An amoral coed gets more than she bargains for when she tries prostitution as a shortcut to the good life.
A Cinemania Group (in Slovenia) release of a Vertigo/Emotionfilm (Slovenia)/Neue Mediapolis Film (Germany)/RTV Slovenija (Slovenia)/Filmska Kuca Bas Celik (Serbia)/4 Film (Croatia) production, in association with Filmski Sklad Republike Slovenije — Javni Sklad, Medienboard Berlin — Brandenburg, Filmski Centar Srbije, Ministry of Culture Republic of Serbia, Ministry of Culture of Croatia with participation of FS Viba Film Slovenia, E-Film Slovenia, with support of Media Development, South-East European Cinema Network, CineLink. (International sales: M-Appeal, Berlin.) Produced by Danijel Hocevar. Co-producers, Alexander Ris, Jorg Rothe, Jelena Mitrovic, Anita Juka, Amra Baksic Camo.
Directed by Damjan Kozole. Screenplay, Ognjen Svilicic, Matevz Luzar, Kozole. Camera (color, Cinemascope), Ales Belak; editors, Andrija Zafranovic, Jurij Moskon; music, Silence; production designer, Maja Moravec; costume designer, Zora Stancic; sound (Dolby Digital), Julij Zornik. Reviewed at Sarajevo Film Festival (competing), Aug. 13, 2009. (Also in Toronto, Reykjavik, Rotterdam, Pusan film festivals.) Running time: 88 MIN.
With: Nina Ivanisin, Peter Musevski, Primoz Pirnat, Marusa Kink, Uros Furst, Andrej Murenc, Aljosa Kovacic, Dejan Spasic.
(Slovenian, English, Italian dialogue)
By ALISSA SIMON
An amoral coed gets more than she bargains for when she tries prostitution as a shortcut to the good life in “Slovenian Girl.” Smoothly made eighth feature from helmer Damjan Kozole centers on secrets, lies and a single-minded quest for money. Starting as a thriller but later switching tracks, the pic has its strongest selling point in Nina Ivanisin’s performance as the title character, one of the most coolly calculating antiheroines to grace the silver screen. Fests are already lined up; niche arthouse distribs that found success with Kozole’s gritty “Spare Parts” and “Labor Equals Freedom” should book “Girl.”
Avaricious English-language student Aleksandra (Ivanisin, a theater thesp making an enthralling film debut) hails from Krsko, a grimy industrial town with high unemployment. While her failed-rocker dad (Peter Musevski, a Kozole favorite since the helmer’s 1997 black comedy “Stereotype”) believes she’s hitting the books, she’s actually moonlighting as a €200-a-trick call girl to pay off her pricey flat in Ljubljana, the Slovenian capital.
Aleksandra advertises her services (“top-level, discreet, also in English”) under the code name “Slovenian Girl.” It’s a come-on designed to appeal to the wealthy diplomats and businessmen visiting Ljubljana during Slovenia’s turn at the European Union presidency.

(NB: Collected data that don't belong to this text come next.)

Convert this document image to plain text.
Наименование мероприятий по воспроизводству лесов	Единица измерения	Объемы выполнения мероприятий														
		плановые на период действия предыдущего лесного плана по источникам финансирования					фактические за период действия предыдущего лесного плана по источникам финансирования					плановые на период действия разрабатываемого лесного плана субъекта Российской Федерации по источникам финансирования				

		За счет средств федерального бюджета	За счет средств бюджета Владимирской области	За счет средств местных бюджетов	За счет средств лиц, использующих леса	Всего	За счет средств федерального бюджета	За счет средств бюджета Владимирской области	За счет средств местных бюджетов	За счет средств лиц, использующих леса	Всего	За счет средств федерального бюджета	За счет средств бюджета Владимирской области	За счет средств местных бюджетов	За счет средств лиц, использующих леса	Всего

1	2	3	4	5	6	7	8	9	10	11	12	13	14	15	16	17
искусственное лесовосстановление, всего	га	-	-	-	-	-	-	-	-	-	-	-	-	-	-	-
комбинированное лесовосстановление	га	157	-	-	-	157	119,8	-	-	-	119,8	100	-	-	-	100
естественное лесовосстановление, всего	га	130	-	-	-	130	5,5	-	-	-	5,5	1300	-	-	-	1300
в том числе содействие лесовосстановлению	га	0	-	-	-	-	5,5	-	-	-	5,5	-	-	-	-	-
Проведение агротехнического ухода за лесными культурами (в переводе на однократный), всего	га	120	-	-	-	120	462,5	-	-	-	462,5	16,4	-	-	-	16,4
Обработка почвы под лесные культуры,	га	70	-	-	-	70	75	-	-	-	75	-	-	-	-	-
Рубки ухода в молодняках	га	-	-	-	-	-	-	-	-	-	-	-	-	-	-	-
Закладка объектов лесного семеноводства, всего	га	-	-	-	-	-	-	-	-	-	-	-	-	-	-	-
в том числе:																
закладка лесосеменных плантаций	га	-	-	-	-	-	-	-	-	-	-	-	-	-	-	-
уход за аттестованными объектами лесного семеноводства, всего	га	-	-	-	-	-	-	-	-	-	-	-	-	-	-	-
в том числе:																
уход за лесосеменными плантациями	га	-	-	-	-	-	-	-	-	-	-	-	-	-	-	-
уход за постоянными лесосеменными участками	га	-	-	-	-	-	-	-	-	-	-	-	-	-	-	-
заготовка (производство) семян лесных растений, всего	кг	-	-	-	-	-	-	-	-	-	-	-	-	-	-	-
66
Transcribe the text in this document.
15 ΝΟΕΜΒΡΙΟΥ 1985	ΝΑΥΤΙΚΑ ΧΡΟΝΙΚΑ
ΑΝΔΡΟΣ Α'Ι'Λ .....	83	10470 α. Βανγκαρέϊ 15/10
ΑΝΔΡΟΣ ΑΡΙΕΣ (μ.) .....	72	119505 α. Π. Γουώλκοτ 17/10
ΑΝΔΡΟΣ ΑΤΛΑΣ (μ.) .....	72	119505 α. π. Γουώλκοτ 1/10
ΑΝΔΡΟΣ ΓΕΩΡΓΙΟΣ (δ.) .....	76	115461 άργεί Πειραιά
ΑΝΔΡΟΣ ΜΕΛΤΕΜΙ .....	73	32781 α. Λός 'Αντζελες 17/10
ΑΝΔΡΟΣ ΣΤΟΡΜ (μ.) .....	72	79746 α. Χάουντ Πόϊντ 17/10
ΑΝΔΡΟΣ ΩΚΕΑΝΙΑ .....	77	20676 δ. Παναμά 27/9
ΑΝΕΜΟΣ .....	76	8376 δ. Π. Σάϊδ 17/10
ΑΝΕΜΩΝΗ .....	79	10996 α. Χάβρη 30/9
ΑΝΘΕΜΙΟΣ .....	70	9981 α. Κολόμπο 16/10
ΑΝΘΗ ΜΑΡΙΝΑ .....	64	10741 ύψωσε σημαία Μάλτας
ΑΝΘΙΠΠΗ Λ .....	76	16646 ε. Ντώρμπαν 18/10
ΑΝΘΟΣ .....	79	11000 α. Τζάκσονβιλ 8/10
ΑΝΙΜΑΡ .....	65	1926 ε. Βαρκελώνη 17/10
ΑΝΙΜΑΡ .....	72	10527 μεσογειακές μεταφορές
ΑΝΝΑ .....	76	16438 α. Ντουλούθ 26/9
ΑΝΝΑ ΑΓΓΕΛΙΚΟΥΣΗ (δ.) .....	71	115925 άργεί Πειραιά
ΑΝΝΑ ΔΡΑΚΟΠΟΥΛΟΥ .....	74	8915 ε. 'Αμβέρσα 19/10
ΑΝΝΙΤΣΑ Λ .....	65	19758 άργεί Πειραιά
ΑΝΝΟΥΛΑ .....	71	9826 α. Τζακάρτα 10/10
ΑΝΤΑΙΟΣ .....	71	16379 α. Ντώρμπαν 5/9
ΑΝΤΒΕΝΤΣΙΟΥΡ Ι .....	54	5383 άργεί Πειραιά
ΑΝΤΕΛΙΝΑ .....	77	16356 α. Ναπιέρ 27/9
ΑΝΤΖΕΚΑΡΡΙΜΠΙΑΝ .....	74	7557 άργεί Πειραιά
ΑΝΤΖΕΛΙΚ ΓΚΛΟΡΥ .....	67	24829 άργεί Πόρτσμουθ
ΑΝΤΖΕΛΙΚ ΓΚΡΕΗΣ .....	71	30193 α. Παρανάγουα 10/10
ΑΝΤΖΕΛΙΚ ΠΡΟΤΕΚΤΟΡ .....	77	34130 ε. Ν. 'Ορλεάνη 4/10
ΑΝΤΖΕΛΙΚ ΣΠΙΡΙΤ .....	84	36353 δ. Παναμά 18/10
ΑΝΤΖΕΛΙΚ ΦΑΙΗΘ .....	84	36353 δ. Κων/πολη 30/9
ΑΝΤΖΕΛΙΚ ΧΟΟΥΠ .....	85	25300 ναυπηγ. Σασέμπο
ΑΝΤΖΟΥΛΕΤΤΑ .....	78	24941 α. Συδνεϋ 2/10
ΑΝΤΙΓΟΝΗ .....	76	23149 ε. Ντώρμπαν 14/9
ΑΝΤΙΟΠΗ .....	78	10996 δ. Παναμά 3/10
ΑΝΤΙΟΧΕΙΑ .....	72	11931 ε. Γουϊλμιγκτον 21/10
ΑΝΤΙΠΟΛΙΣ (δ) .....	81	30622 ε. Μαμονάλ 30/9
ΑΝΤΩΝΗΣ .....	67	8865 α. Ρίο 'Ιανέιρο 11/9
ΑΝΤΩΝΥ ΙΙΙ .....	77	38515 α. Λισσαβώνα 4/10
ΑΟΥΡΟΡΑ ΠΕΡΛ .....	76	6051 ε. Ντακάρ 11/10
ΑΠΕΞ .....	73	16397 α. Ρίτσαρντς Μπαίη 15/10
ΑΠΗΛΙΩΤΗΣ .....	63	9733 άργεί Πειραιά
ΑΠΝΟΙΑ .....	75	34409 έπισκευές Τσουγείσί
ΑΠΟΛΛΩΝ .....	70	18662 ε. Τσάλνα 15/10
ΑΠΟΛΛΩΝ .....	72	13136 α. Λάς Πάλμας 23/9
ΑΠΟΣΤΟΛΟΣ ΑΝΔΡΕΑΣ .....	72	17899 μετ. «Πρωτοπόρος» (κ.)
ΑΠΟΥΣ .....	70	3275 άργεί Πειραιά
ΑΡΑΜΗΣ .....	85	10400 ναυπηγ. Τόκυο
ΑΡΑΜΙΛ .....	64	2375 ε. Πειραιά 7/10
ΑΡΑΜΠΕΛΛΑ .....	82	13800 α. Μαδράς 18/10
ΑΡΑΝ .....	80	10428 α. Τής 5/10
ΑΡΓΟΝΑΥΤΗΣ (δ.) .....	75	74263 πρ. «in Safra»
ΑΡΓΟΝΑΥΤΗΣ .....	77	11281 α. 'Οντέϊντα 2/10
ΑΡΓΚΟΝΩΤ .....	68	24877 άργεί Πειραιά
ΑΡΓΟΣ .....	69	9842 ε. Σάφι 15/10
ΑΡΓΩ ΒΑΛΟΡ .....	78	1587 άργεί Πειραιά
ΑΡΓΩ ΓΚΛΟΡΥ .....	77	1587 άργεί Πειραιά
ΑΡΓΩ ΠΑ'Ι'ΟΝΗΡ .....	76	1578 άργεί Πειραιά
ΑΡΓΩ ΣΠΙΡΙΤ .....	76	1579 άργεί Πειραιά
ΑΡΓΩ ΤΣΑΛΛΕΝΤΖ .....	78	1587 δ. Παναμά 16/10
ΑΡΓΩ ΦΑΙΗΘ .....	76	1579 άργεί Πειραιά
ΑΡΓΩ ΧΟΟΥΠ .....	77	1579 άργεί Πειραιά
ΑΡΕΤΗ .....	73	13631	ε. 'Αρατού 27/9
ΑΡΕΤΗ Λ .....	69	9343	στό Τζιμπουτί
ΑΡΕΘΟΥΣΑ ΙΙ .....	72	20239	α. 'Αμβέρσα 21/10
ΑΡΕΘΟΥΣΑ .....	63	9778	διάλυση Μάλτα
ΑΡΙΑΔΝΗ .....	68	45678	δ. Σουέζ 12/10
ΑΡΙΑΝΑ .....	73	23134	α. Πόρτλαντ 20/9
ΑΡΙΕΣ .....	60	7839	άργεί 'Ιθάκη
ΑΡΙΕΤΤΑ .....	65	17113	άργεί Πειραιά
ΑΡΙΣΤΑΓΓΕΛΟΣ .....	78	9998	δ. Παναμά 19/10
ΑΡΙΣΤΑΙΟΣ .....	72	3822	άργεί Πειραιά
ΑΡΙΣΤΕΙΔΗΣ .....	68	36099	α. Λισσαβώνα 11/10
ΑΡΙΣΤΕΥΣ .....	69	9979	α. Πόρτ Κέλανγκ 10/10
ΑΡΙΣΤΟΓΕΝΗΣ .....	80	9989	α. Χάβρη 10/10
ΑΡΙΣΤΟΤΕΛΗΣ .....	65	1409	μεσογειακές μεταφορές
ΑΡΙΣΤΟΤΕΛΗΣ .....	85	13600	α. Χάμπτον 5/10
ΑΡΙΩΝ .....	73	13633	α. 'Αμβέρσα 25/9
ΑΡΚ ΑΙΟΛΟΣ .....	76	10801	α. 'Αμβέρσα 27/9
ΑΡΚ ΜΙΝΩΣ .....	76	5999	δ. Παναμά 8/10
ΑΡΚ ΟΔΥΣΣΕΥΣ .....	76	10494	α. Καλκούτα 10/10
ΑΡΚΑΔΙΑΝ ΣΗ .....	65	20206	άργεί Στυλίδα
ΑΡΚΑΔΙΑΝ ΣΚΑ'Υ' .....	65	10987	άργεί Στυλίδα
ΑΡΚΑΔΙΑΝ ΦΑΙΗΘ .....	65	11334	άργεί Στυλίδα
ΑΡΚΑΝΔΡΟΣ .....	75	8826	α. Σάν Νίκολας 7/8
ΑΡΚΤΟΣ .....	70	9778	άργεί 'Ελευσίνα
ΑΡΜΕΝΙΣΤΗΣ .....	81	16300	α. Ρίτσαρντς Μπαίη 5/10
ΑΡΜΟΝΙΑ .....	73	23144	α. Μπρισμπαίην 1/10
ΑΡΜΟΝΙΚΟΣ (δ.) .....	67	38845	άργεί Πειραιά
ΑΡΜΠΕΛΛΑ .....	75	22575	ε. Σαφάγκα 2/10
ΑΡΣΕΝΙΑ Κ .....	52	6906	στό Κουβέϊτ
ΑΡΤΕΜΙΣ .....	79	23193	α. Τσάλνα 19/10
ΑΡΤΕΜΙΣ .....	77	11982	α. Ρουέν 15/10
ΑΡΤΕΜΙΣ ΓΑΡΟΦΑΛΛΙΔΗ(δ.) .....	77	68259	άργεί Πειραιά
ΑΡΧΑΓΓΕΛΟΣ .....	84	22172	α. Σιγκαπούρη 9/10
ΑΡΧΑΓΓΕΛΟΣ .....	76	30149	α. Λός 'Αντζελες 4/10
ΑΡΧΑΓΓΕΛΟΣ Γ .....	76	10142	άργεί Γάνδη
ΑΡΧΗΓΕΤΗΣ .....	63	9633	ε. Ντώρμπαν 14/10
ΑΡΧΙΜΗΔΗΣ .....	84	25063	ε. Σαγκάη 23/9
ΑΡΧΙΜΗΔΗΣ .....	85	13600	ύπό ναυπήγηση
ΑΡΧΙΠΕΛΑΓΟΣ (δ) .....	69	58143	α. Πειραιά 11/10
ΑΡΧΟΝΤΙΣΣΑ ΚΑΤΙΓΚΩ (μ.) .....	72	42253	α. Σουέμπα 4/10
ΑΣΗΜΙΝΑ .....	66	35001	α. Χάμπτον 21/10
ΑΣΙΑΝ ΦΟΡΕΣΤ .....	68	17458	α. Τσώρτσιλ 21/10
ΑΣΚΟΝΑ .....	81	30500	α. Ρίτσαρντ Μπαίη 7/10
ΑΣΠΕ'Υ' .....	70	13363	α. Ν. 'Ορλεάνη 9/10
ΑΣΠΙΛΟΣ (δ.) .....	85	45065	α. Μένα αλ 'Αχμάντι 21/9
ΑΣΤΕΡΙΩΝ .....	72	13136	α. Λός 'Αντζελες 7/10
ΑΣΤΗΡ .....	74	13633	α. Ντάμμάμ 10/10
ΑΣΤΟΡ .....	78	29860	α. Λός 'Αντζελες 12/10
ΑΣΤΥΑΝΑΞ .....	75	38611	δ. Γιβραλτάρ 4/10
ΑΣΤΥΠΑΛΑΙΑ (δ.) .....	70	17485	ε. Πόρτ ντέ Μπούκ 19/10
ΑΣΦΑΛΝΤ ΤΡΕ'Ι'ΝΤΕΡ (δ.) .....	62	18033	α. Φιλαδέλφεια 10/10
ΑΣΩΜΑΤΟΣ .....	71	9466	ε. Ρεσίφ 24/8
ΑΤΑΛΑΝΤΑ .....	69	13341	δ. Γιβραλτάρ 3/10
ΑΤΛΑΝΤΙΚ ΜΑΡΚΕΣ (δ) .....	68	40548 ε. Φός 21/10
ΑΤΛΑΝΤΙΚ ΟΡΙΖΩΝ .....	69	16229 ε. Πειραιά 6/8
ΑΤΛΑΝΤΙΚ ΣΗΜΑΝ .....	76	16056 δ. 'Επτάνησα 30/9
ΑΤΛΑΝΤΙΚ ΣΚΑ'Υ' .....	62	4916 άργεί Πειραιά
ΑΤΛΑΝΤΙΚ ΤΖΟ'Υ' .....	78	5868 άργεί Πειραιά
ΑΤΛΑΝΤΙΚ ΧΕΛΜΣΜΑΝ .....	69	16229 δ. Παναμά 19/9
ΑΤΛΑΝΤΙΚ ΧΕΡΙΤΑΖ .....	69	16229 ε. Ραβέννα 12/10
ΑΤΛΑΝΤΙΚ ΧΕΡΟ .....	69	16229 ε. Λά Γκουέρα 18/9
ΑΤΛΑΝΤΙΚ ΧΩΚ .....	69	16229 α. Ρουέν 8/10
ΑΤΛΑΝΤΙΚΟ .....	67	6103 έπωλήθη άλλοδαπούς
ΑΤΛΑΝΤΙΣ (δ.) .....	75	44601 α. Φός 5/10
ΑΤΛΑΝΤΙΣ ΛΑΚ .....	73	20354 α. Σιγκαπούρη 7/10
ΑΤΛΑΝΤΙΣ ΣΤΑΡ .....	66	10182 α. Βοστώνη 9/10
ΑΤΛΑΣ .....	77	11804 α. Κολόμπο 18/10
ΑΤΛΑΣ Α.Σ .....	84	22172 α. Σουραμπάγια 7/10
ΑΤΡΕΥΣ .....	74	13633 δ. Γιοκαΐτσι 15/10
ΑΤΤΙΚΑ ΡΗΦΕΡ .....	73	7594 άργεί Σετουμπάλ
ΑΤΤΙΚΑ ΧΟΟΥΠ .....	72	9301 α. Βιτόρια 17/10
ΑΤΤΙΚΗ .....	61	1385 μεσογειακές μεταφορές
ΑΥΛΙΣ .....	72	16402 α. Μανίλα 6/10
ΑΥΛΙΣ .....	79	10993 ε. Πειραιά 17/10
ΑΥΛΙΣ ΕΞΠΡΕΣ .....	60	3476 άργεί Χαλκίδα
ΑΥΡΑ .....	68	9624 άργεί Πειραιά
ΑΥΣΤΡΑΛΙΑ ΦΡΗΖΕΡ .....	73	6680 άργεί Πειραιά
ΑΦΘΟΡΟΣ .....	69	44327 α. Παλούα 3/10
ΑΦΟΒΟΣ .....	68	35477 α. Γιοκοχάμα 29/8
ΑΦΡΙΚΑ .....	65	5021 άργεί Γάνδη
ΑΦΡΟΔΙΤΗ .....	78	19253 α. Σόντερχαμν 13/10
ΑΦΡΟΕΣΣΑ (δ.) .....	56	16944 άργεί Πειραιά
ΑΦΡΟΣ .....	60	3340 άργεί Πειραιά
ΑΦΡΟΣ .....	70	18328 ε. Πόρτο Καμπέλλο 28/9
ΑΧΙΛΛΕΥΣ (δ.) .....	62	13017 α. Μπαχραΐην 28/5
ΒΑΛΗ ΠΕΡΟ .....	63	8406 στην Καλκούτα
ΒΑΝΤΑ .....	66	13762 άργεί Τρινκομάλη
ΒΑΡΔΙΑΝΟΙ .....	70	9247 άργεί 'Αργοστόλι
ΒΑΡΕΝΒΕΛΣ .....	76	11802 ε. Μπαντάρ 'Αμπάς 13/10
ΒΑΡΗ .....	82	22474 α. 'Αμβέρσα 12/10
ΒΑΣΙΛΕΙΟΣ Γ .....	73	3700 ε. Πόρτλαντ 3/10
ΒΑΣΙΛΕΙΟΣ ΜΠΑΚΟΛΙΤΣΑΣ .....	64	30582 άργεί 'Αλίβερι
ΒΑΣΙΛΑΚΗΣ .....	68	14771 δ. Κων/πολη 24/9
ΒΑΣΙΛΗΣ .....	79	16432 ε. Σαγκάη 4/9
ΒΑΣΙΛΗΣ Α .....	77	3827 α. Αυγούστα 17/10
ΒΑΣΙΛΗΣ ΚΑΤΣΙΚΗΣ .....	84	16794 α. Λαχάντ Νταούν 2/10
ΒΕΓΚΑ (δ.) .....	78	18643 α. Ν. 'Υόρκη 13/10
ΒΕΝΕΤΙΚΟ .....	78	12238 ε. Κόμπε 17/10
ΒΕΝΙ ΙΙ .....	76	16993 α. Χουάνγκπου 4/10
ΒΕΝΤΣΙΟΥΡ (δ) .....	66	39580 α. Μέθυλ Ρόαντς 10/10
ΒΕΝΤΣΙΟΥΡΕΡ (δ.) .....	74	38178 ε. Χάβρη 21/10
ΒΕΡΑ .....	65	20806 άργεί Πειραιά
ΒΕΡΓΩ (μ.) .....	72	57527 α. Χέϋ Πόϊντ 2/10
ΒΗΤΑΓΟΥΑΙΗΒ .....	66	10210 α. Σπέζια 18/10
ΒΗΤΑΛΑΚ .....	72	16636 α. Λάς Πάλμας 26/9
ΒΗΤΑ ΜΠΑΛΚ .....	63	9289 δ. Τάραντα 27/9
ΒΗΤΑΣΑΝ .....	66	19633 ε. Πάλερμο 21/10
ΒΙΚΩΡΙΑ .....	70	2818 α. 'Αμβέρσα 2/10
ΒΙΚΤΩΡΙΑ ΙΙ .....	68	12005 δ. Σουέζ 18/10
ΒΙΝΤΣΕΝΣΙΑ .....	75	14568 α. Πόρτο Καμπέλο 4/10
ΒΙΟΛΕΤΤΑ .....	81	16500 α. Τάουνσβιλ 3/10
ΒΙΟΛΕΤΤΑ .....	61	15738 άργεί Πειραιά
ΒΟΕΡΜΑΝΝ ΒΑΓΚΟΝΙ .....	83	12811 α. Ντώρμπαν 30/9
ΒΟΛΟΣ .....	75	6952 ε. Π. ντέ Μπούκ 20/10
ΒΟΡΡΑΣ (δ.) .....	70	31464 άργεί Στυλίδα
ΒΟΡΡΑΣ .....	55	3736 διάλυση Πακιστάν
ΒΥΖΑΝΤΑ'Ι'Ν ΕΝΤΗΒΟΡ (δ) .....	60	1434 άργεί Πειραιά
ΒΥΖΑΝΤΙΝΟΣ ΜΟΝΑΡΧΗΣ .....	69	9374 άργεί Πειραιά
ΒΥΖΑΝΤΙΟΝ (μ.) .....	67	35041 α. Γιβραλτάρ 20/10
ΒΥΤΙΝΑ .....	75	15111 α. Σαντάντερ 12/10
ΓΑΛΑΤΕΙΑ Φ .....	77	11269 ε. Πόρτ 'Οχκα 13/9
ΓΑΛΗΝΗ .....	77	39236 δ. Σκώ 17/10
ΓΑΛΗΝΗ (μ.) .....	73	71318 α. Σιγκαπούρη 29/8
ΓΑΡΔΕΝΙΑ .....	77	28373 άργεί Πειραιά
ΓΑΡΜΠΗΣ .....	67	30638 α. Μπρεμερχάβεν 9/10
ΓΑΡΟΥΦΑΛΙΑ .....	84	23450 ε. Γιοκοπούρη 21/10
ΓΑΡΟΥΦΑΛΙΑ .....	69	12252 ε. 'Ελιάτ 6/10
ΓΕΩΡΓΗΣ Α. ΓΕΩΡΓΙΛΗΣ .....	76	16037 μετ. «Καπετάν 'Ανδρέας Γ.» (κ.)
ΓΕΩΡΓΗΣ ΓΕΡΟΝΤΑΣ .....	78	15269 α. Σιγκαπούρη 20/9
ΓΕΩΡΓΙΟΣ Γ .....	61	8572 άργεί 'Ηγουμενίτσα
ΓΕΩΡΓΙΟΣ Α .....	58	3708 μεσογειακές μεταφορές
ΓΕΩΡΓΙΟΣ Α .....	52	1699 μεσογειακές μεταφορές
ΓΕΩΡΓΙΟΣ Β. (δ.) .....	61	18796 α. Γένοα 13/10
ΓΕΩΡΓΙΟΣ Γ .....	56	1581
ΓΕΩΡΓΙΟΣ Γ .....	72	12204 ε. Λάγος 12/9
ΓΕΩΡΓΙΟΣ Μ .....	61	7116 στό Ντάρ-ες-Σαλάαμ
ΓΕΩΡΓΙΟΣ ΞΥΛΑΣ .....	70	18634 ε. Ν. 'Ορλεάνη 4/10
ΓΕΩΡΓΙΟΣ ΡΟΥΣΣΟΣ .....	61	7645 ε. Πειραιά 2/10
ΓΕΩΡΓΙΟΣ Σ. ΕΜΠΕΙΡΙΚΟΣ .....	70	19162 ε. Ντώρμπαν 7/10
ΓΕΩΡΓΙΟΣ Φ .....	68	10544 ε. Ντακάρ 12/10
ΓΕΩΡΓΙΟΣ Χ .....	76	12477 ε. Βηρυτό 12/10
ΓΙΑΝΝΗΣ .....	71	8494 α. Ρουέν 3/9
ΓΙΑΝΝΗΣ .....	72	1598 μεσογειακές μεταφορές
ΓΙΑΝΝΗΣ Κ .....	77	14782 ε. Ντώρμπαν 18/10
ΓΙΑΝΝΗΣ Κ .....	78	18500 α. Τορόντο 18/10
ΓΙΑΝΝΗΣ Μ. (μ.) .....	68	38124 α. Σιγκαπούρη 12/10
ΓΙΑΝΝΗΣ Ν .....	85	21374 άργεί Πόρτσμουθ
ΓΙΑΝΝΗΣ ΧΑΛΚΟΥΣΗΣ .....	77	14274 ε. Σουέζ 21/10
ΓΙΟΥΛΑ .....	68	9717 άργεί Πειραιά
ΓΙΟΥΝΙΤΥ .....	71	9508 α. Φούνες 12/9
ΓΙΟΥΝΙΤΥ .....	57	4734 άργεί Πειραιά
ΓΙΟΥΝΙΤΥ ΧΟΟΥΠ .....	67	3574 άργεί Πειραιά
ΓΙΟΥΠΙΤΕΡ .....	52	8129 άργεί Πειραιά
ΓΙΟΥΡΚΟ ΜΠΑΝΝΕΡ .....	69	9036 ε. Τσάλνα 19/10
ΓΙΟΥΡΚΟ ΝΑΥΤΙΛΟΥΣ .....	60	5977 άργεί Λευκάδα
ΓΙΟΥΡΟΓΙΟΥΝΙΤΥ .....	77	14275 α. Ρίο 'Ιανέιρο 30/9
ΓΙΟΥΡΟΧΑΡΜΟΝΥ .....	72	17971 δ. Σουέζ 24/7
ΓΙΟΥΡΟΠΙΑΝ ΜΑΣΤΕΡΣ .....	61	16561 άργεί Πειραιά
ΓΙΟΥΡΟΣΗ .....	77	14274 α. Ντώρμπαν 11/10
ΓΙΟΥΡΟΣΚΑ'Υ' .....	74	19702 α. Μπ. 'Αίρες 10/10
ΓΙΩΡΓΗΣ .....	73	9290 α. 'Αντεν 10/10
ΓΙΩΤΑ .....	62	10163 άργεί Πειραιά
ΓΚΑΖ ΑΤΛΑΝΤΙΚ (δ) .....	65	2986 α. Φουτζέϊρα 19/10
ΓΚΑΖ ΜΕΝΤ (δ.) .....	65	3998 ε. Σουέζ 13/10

As the pic begins, Aleksandra’s first client, a German member of the European Parliament, keels over with a coronary. She calls for help, then helps herself to his cash. Only later does she learn that local police want to question “Slovenian Girl.”
Ratcheting up the tension, Aleksandra is also on the run from two menacing pimps (Dejan Spasic and Aljosa Kovacic) who almost break her cool — and her bones — by dangling her head-first over a high-rise balcony. Then there’s the bank, which threatens to pull the plug on her mortgage; a strict professor whom she must convince to let her take an important exam; and a vengeful spurned lover (Uros Furst).
But after so compellingly and suspensefully upping the ante of the protag’s double life, the narrative takes a less interesting detour when Aleksandra decides to chill out in Krsko, and the focus broadens to include her depressive father and his mopey bandmates. However, a smart open-ended finish seems to suggest she won’t remain in the sticks for long.
With her ebony hair, pale skin and innocent air, Ivanisin looks a bit like Snow White, yet totally convinces as a pathological liar and master manipulator. It’s a difficult part, without any backstory to explain Alexandra’s financial predicament or lack of morals, but in practically every scene, the thesp makes the character human, if not exactly sympathetic.
Sharp widescreen lensing by Ales Belak, Kozole’s regular d.p., and on-the-money cutting by vets Andrija Zafranovic and Jurij Moskon lead the good-looking production package.